James also took his cameras to the Bennett Freeze area, where he found some families in dire straits.
"Man it's sad out there," he said. "People are just poor out there."
But that brought him to another of the themes he wants to show in his book.
"It's amazing the resilience of Navajos," he said. "We still live in Third World conditions, but we're still happy and able to persevere through that and live.
"There are Navajo doctors, lawyers, pro golfers, and then there are also people who are very poor, like in the Bennett Freeze area, but they are living their own lives, too," James said. "The diversity of our people is just amazing."
Though many Navajos have welcomed his interest, not all have been receptive.

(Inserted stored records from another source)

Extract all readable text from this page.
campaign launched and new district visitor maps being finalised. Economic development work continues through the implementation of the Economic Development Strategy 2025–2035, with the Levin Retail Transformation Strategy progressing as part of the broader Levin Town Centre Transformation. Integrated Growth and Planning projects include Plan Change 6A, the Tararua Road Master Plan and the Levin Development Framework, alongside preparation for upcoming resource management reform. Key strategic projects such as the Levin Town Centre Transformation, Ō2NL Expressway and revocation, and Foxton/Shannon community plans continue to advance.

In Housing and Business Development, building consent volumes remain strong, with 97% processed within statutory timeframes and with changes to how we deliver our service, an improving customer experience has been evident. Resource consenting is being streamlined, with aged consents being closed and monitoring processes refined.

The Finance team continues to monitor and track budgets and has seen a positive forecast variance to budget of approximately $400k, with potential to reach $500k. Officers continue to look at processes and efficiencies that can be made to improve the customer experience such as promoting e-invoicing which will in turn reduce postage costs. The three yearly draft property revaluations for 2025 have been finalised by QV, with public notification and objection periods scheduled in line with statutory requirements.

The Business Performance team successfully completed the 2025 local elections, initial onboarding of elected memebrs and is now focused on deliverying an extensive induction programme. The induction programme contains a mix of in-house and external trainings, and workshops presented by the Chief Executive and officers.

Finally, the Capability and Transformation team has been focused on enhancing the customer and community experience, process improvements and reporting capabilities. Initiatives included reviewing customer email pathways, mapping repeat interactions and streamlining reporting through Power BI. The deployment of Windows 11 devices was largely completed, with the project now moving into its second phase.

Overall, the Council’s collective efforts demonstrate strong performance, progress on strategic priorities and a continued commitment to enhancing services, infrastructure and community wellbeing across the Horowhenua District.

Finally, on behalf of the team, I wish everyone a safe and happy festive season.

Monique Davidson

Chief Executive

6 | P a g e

"There is an equal amount of rejection, even after I explain what I'm doing," James said. "Some people come right out and say they just don't want me around, and they'll chase me away."
Part of that could be a suspicion of strangers wielding cameras.
"As soon as I break the camera out, people are like, 'Are you from the Navajo Times? The EPA?'" he said. "At a community branding in Cottonwood they thought I was an official trying to capture horse thieves. They were nervous because their horses weren't branded yet. They thought I was from the BIA."
James also found that he has to be careful when asking to photograph women and girls.
"I get that, too, girls think I'm trying to hit on them or something," he said with an incredulous look.
But in both situations, once he begins talking with the people in his solicitous, outgoing manner, they soon ease up and let him take pictures, he said.
At this point in his journey through the reservation in search of what it means to be Navajo, James is pleased with what he's been able to see and photograph.
When he began, in February, he photographed a group of Red Mesa High seniors, and plans to end his project by photographing the same people one year later. First, however, he'll have to track them down.
Even as a Navajo taking pictures of Navajo people, his subject is elusive, James admits.
"I could work on this till I die and not capture Navajos," he says.
But he'll be as close as anyone's come.